4. Melting her slowly

13 5 0
                                    

Nina mendesis kesal saat 3 orang menanyainya terus-terusan disaat dia belum selesai 2 soal.

Mungkin karena jam istirahat yang sebentar lagi tiba, mereka serempak memanggil Nina tanpa perduli dengan tatapan mengancam milik Bu Ana- pengawas mereka- yang sedari tadi melayangkan tatapan tajamnya.

Nina memasang wajah datar dan menantang saat Bu Ana menyorotnya tajam. Toh, siapa peduli?

Tapi Nina masih waras dengan tidak menggubris panggilan Krisna, Ken, dan Ananda yang terus memanggilnya.

Ananda duduk di depan, sedangkan Krisna dan Ken duduk paling belakang. Meskipun di belakang, Bu Ana terus berjalan sembari menatap tajam orang-orang yang mencurigakan.

"Nin, Nin," Nina melirik sekilas Veron yang memanggilnya. Dia berdehem.

"Mana punya lo? Sini tukerin sama punya gue." ujar Nina sangat pelan. Entah Veron mendengar atau tidak, bodo amat. Kalo enggak sukur, kalo iya.. ya gitu.

"Periksa kembali jawaban kalian anak-anak. 15 menit lagi soal sudah harus di atas meja saya. Kelas 11 di kiri, kelas 10 di kanan. Lembar jawaban berikan ke ibuk."

Nina menelan ludahnya gusar. Dia menenangkan hatinya yang gundah karena 2 soal belum terjawab ditambah Veron minta bantuannya. Ah.. mungkin Nina harus minta traktiran sehabis ini.

"Nih, gue taunya 30 sampe 40. Sisanya enggak."

"Thanks," Nina tersenyum tipis menutupi dadanya yang bergemuruh. Dia menumpukan tangannya di kaki yang baru ia naikkan ke kursi.

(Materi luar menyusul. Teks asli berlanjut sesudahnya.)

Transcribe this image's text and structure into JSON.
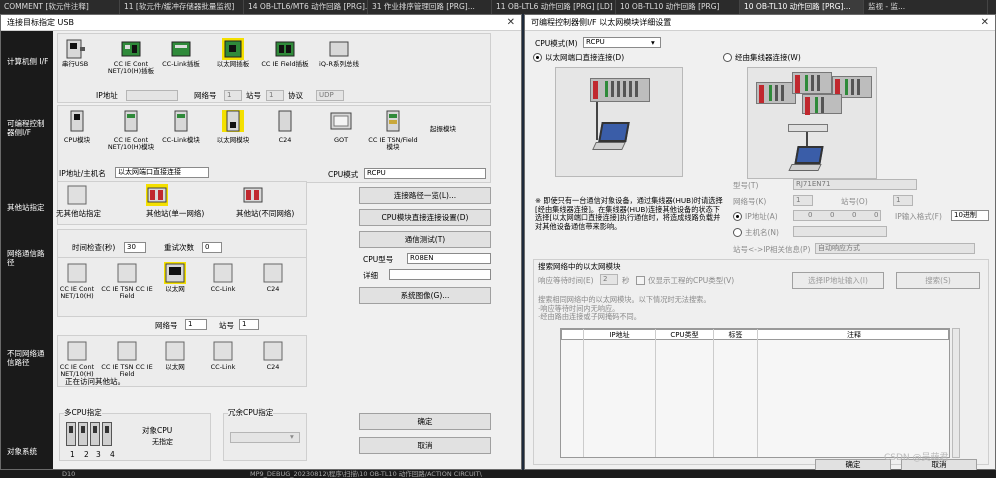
{
  "taskbar": {
    "tabs": [
      "COMMENT [软元件注释]",
      "11 [软元件/缓冲存储器批量监视]",
      "14 OB-LTL6/MT6 动作回路 [PRG]...",
      "31 作业排序管理回路 [PRG]...",
      "11 OB-LTL6 动作回路 [PRG] [LD]",
      "10 OB-TL10 动作回路 [PRG]",
      "10 OB-TL10 动作回路 [PRG]...",
      "监视 - 监..."
    ]
  },
  "bottom_status": {
    "left": "D10",
    "middle": "MP9_DEBUG_20230812\\程序\\扫描\\10 OB-TL10 动作回路/ACTION CIRCUIT\\"
  },
  "left_dialog": {
    "title": "连接目标指定 USB",
    "nav": {
      "pc_side": "计算机侧 I/F",
      "plc_side": "可编程控制器侧I/F",
      "other_station": "其他站指定",
      "network_route": "网络通信路径",
      "diff_network": "不同网络通信路径",
      "target_system": "对象系统"
    },
    "pc_icons": [
      "串行USB",
      "CC IE Cont NET/10(H)插板",
      "CC-Link插板",
      "以太网插板",
      "CC IE Field插板",
      "iQ-R系列总线"
    ],
    "pc_fields": {
      "ip_label": "IP地址",
      "ip_value": "",
      "net_label": "网络号",
      "net_value": "1",
      "station_label": "站号",
      "station_value": "1",
      "protocol_label": "协议",
      "protocol_value": "UDP"
    },
    "plc_icons": [
      "CPU模块",
      "CC IE Cont NET/10(H)模块",
      "CC-Link模块",
      "以太网模块",
      "C24",
      "GOT",
      "CC IE TSN/Field模块",
      "起振模块"
    ],
    "cpu_mode": {
      "label": "CPU模式",
      "value": "RCPU"
    },
    "host": {
      "label": "IP地址/主机名",
      "value": "以太网端口直接连接"
    },
    "other_icons": [
      "无其他站指定",
      "其他站(单一网络)",
      "其他站(不同网络)"
    ],
    "timeout": {
      "label": "时间检查(秒)",
      "value": "30"
    },
    "retry": {
      "label": "重试次数",
      "value": "0"
    },
    "buttons": {
      "route_list": "连接路径一览(L)...",
      "direct_setting": "CPU模块直接连接设置(D)",
      "comm_test": "通信测试(T)",
      "system_image": "系统图像(G)...",
      "ok": "确定",
      "cancel": "取消"
    },
    "cpu_type": {
      "label": "CPU型号",
      "value": "R08EN"
    },
    "detail": {
      "label": "详细",
      "value": ""
    },
    "route_icons": [
      "CC IE Cont NET/10(H)",
      "CC IE TSN CC IE Field",
      "以太网",
      "CC-Link",
      "C24"
    ],
    "net_station": {
      "net_label": "网络号",
      "net_value": "1",
      "station_label": "站号",
      "station_value": "1"
    },
    "diff_icons": [
      "CC IE Cont NET/10(H)",
      "CC IE TSN CC IE Field",
      "以太网",
      "CC-Link",
      "C24"
    ],
    "accessing": "正在访问其他站。",
    "multi_cpu": {
      "group": "多CPU指定",
      "target_label": "对象CPU",
      "target_value": "无指定",
      "numbers": [
        "1",
        "2",
        "3",
        "4"
      ]
    },
    "redundant": {
      "group": "冗余CPU指定"
    }
  },
  "right_dialog": {
    "title": "可编程控制器侧I/F 以太网模块详细设置",
    "cpu_mode": {
      "label": "CPU模式(M)",
      "value": "RCPU"
    },
    "radio_direct": "以太网端口直接连接(D)",
    "radio_hub": "经由集线器连接(W)",
    "note": "※ 即使只有一台通信对象设备，通过集线器(HUB)时请选择[经由集线器连接]。在集线器(HUB)连接其他设备的状态下选择[以太网端口直接连接]执行通信时，将造成线路负载并对其他设备通信带来影响。",
    "model": {
      "label": "型号(T)",
      "value": "RJ71EN71"
    },
    "net": {
      "label": "网络号(K)",
      "value": "1"
    },
    "station": {
      "label": "站号(O)",
      "value": "1"
    },
    "ip_radio": "IP地址(A)",
    "ip_value": [
      "0",
      "0",
      "0",
      "0"
    ],
    "ip_format": {
      "label": "IP输入格式(F)",
      "value": "10进制"
    },
    "host_radio": "主机名(N)",
    "station_ip": {
      "label": "站号<->IP相关信息(P)",
      "value": "自动响应方式"
    },
    "search": {
      "group": "搜索网络中的以太网模块",
      "wait_label": "响应等待时间(E)",
      "wait_value": "2",
      "wait_unit": "秒",
      "checkbox": "仅显示工程的CPU类型(V)",
      "select_ip_btn": "选择IP地址输入(I)",
      "search_btn": "搜索(S)",
      "hint": "搜索相同网络中的以太网模块。以下情况时无法搜索。\n·响应等待时间内无响应。\n·经由路由连接或子网掩码不同。",
      "columns": [
        "",
        "IP地址",
        "CPU类型",
        "标签",
        "注释"
      ]
    },
    "buttons": {
      "ok": "确定",
      "cancel": "取消"
    }
  },
  "watermark": "CSDN @吴萌君"
}
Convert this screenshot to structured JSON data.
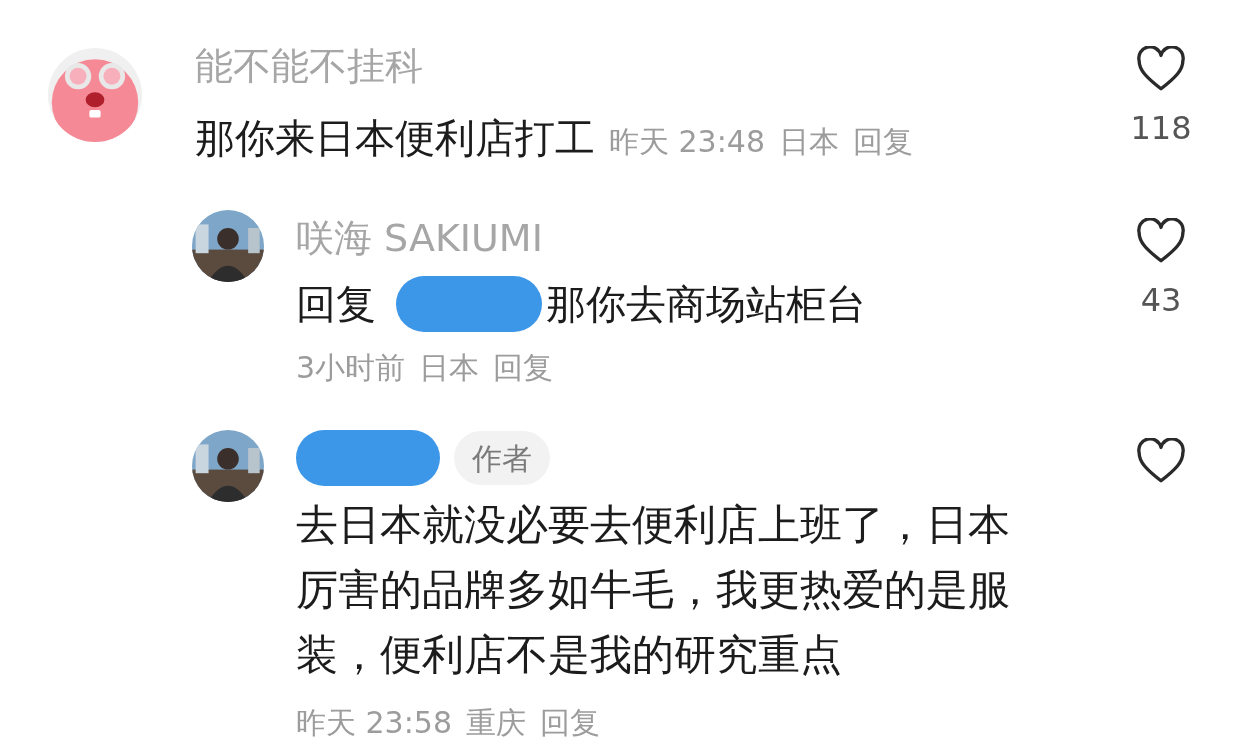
{
  "comments": [
    {
      "kind": "top",
      "author": "能不能不挂科",
      "author_hidden": false,
      "text": "那你来日本便利店打工",
      "time": "昨天 23:48",
      "location": "日本",
      "reply": "回复",
      "likes": "118"
    },
    {
      "kind": "reply",
      "author": "咲海 SAKIUMI",
      "author_hidden": false,
      "reply_prefix": "回复",
      "reply_to_hidden": true,
      "text": "那你去商场站柜台",
      "time": "3小时前",
      "location": "日本",
      "reply": "回复",
      "likes": "43"
    },
    {
      "kind": "reply",
      "author_hidden": true,
      "badge": "作者",
      "text": "去日本就没必要去便利店上班了，日本厉害的品牌多如牛毛，我更热爱的是服装，便利店不是我的研究重点",
      "time": "昨天 23:58",
      "location": "重庆",
      "reply": "回复"
    }
  ]
}
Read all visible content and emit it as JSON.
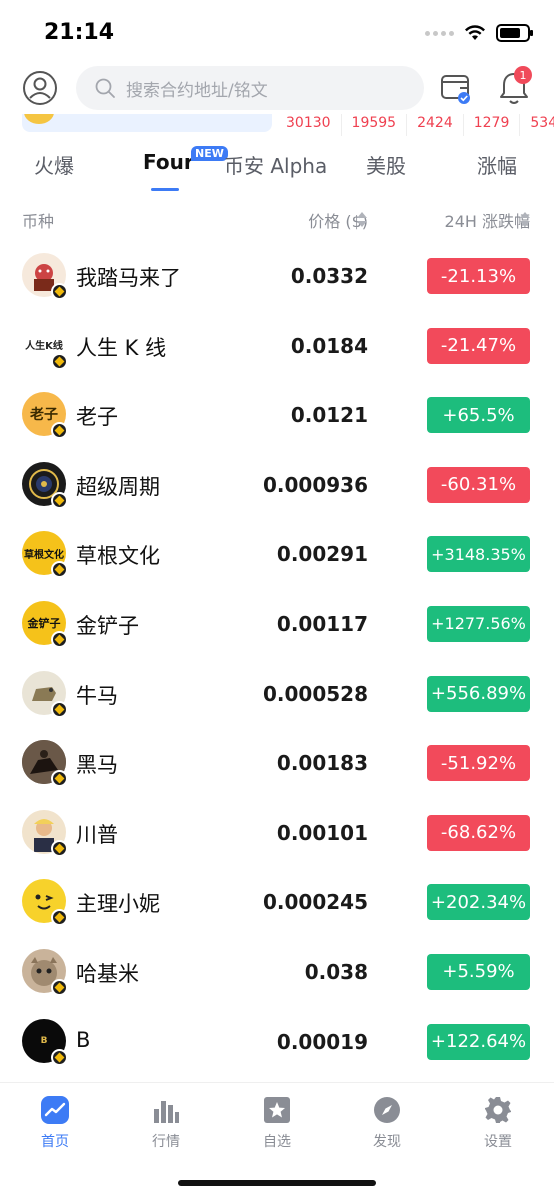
{
  "status_bar": {
    "time": "21:14"
  },
  "header": {
    "search_placeholder": "搜索合约地址/铭文",
    "notification_count": "1"
  },
  "banner": {
    "numbers": [
      "30130",
      "19595",
      "2424",
      "1279",
      "534"
    ]
  },
  "tabs": [
    {
      "label": "火爆",
      "active": false
    },
    {
      "label": "Four",
      "active": true,
      "badge": "NEW"
    },
    {
      "label": "币安 Alpha",
      "active": false
    },
    {
      "label": "美股",
      "active": false
    },
    {
      "label": "涨幅",
      "active": false
    }
  ],
  "columns": {
    "coin": "币种",
    "price": "价格 ($)",
    "change": "24H 涨跌幅"
  },
  "rows": [
    {
      "name": "我踏马来了",
      "price": "0.0332",
      "change": "-21.13%",
      "direction": "down",
      "avatar_bg": "#f6e9dc",
      "avatar_text": ""
    },
    {
      "name": "人生 K 线",
      "price": "0.0184",
      "change": "-21.47%",
      "direction": "down",
      "avatar_bg": "#ffffff",
      "avatar_text": "人生K线"
    },
    {
      "name": "老子",
      "price": "0.0121",
      "change": "+65.5%",
      "direction": "up",
      "avatar_bg": "#f7b84a",
      "avatar_text": "老子"
    },
    {
      "name": "超级周期",
      "price": "0.000936",
      "change": "-60.31%",
      "direction": "down",
      "avatar_bg": "#1b1b1b",
      "avatar_text": ""
    },
    {
      "name": "草根文化",
      "price": "0.00291",
      "change": "+3148.35%",
      "direction": "up",
      "avatar_bg": "#f5c21a",
      "avatar_text": "草根文化"
    },
    {
      "name": "金铲子",
      "price": "0.00117",
      "change": "+1277.56%",
      "direction": "up",
      "avatar_bg": "#f5c21a",
      "avatar_text": "金铲子"
    },
    {
      "name": "牛马",
      "price": "0.000528",
      "change": "+556.89%",
      "direction": "up",
      "avatar_bg": "#e9e4d6",
      "avatar_text": ""
    },
    {
      "name": "黑马",
      "price": "0.00183",
      "change": "-51.92%",
      "direction": "down",
      "avatar_bg": "#5b4a3b",
      "avatar_text": ""
    },
    {
      "name": "川普",
      "price": "0.00101",
      "change": "-68.62%",
      "direction": "down",
      "avatar_bg": "#f1e3cc",
      "avatar_text": ""
    },
    {
      "name": "主理小妮",
      "price": "0.000245",
      "change": "+202.34%",
      "direction": "up",
      "avatar_bg": "#f7d22b",
      "avatar_text": ""
    },
    {
      "name": "哈基米",
      "price": "0.038",
      "change": "+5.59%",
      "direction": "up",
      "avatar_bg": "#c9b39a",
      "avatar_text": ""
    },
    {
      "name": "B",
      "price": "0.00019",
      "change": "+122.64%",
      "direction": "up",
      "avatar_bg": "#0a0a0a",
      "avatar_text": "B"
    }
  ],
  "bottom_nav": [
    {
      "label": "首页",
      "icon": "home-chart-icon",
      "active": true
    },
    {
      "label": "行情",
      "icon": "bar-chart-icon",
      "active": false
    },
    {
      "label": "自选",
      "icon": "star-icon",
      "active": false
    },
    {
      "label": "发现",
      "icon": "compass-icon",
      "active": false
    },
    {
      "label": "设置",
      "icon": "gear-icon",
      "active": false
    }
  ],
  "colors": {
    "accent": "#3d7bf5",
    "up": "#1dbd7d",
    "down": "#f24a5b"
  }
}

Pandangannya fokus pada soal, namun memang nikmat Tuhan di sebelahnya indah, fokusnya terbelah hingga yang kesekian kalinya.

Dia menoleh sekilas pada Veron. Menatap wajah dan kertas Veron bergiliran.

Deg

Pipinya bersemu melihat Veron yang membalas tatapannya dengan senyum miring menggoda. Jika tidak ada pengawas, Nina pastikan pipinya merona dengan Veron yang terus menggodanya.

Tahan Nina, tahan... jangan senyum.

Nina segera menunduk, kembali menatap soal dan membacanya lamat-lamat. Tangannya dengan lincah mencoret kertas buram yang disediakan.

"Yes.. akhirnya ketemu!" pekiknya senang dengan pelan.

"Yang sudah yakin dengan jawabannya silahkan dikumpul ke depan." Nina langsung bangkit dari duduknya dan hal itu mendapat perhatian hampir satu ruangan.

Dia meringis pelan. "Excuse me, kakak,"Nina berujar pada Veron yang masih setia dengan kertasnya. Mungkin sedang mencari jawaban dengan menghitung kancing baju.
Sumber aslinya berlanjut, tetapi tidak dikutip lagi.